Stochasticity and Organization of Tropical Convection through a Multicloud Lattice Model

Despite the many recent improvements in the numerical representation of atmospheric convection, state of the art climate models still present serious biases in mean tropical rainfall and climate variability associated with organized tropical convection. The main problem lies in the inadequacy of the deterministic response of the underlying convection parameterization schemes to the large scale atmospheric state, restricting the development of convective variability in the models. In order to overcome this limitation, Khouider et al. (2010) proposed a stochastic lattice multicloud model (SMCM) to represent the sub-grid variability in GCM's due to tropical convection.
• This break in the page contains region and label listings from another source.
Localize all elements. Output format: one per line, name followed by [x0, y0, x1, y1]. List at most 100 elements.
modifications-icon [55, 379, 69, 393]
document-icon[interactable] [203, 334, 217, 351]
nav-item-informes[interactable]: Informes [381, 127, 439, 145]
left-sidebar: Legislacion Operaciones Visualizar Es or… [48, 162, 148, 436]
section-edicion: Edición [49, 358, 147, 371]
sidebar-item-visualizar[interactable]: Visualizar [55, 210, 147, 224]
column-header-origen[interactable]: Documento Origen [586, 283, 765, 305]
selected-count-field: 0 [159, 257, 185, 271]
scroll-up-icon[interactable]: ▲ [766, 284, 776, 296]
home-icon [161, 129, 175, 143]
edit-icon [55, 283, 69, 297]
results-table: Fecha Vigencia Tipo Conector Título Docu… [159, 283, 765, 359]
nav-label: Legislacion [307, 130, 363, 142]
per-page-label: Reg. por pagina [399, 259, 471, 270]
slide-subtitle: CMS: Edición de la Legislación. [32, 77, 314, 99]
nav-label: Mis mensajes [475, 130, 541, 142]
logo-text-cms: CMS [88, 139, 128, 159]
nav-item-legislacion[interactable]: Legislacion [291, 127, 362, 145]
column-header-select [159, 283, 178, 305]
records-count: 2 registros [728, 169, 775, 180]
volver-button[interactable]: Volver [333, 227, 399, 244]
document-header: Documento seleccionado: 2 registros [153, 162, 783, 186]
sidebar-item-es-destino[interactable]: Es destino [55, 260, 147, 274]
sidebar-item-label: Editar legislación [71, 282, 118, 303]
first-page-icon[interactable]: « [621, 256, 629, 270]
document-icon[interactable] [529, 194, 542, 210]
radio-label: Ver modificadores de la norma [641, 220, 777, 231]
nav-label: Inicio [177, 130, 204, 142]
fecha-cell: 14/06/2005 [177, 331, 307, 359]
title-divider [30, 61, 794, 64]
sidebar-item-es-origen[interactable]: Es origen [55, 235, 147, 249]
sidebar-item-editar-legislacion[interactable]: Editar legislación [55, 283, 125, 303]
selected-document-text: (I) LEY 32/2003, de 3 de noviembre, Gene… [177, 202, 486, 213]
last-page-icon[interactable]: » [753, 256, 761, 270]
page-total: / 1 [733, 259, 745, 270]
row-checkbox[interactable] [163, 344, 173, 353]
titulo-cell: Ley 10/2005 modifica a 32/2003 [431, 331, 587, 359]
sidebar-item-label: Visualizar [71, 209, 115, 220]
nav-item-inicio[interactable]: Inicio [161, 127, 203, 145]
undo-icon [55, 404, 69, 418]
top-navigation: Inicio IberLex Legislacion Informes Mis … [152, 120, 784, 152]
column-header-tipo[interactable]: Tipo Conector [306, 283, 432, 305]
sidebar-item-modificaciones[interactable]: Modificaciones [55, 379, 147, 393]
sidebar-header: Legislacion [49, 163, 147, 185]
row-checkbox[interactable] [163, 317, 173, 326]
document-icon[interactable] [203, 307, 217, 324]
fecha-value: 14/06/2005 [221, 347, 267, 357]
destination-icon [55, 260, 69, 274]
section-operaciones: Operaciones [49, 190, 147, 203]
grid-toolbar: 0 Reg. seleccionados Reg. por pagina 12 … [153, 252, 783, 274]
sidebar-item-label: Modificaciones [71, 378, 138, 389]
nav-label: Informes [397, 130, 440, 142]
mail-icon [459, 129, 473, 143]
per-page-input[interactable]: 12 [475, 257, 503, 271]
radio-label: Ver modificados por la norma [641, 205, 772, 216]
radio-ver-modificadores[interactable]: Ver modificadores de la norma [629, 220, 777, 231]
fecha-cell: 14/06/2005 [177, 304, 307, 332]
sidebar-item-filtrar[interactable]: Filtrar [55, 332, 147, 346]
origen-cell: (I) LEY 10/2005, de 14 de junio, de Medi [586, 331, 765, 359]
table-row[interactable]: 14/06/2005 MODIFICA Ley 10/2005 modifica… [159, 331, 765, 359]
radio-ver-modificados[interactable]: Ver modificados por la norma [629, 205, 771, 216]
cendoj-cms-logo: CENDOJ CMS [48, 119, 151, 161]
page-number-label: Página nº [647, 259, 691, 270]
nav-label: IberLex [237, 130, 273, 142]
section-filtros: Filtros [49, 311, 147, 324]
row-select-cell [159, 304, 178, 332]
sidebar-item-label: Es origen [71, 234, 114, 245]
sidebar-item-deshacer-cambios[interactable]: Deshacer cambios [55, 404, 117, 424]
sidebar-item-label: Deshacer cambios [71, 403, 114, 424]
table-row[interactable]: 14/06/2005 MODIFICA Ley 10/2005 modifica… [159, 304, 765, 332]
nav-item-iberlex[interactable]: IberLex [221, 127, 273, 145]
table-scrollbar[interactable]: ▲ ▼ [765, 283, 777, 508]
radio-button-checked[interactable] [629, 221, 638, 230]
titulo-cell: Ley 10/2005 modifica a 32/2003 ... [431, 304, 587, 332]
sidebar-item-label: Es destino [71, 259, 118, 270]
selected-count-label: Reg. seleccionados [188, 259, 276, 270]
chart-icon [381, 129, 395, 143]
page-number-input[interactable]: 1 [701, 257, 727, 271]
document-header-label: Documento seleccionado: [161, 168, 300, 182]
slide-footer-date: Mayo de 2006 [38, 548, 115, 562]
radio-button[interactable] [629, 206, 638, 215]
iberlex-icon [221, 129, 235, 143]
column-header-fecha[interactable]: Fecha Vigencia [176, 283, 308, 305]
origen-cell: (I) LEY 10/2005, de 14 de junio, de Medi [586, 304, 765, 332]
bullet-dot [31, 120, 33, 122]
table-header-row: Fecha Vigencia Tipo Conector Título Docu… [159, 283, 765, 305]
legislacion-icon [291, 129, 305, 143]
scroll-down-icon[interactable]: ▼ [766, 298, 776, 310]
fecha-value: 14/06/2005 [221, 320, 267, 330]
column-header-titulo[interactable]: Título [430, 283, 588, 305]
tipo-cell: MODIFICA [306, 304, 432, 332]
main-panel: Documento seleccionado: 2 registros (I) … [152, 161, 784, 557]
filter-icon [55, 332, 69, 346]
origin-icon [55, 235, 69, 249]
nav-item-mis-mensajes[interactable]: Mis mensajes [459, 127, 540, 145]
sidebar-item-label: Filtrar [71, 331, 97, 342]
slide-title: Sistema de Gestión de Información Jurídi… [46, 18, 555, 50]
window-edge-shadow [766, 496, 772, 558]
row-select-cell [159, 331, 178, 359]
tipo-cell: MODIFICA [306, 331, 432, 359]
The SMCM tracks the evolution of the area fractions of three cloud types: congestus, deep convective, and stratiform, based on the occupation of the lattice sites by one of the cloud types or clear sky and dynamical interactions with each other and with the environment. By design the SMCM can be easily coupled to existing (deterministic) parameterization and used as a stochastic trigger for convection. Moreover, the evolving stochastic area fractions can also be used to inform the radiation scheme. In order to make the SMCM compatible with conventional spectral mass-flux convection schemes (e.g. Zhang and McFarlane 1995, ZM), we expand the SMCM modeling framework to represent the dynamical interactions of shallow, congestus, and deep convective cloud types to constrain the vertical structure distribution of the plume ensemble. As a first step toward the implementation of the SMCM in the ZM scheme, here we test the stochastic model against observations. Namely, we choose two geographic points, one in the western Pacific and one in Indian ocean and find the model parameters that best produce the stochasticity and organization of convection in observations. One key question is to determine to what extend the model parameters are universal throughout the tropics and extensions of the current study to further stations is warranted.

References:

Khouider B, Biello J, Majda AJ (2010) A stochastic multicloud model for tropical convection. Communications in Mathematical Sciences 8(1):187–216 Zhang, G. J. and N. A. McFarlane, 1995: Sensitivity of climate simulations to the parameterization of cumulus convection in the Canadian Climate Center general circulation model. Atmos. Ocean, 33 (3), 407–446.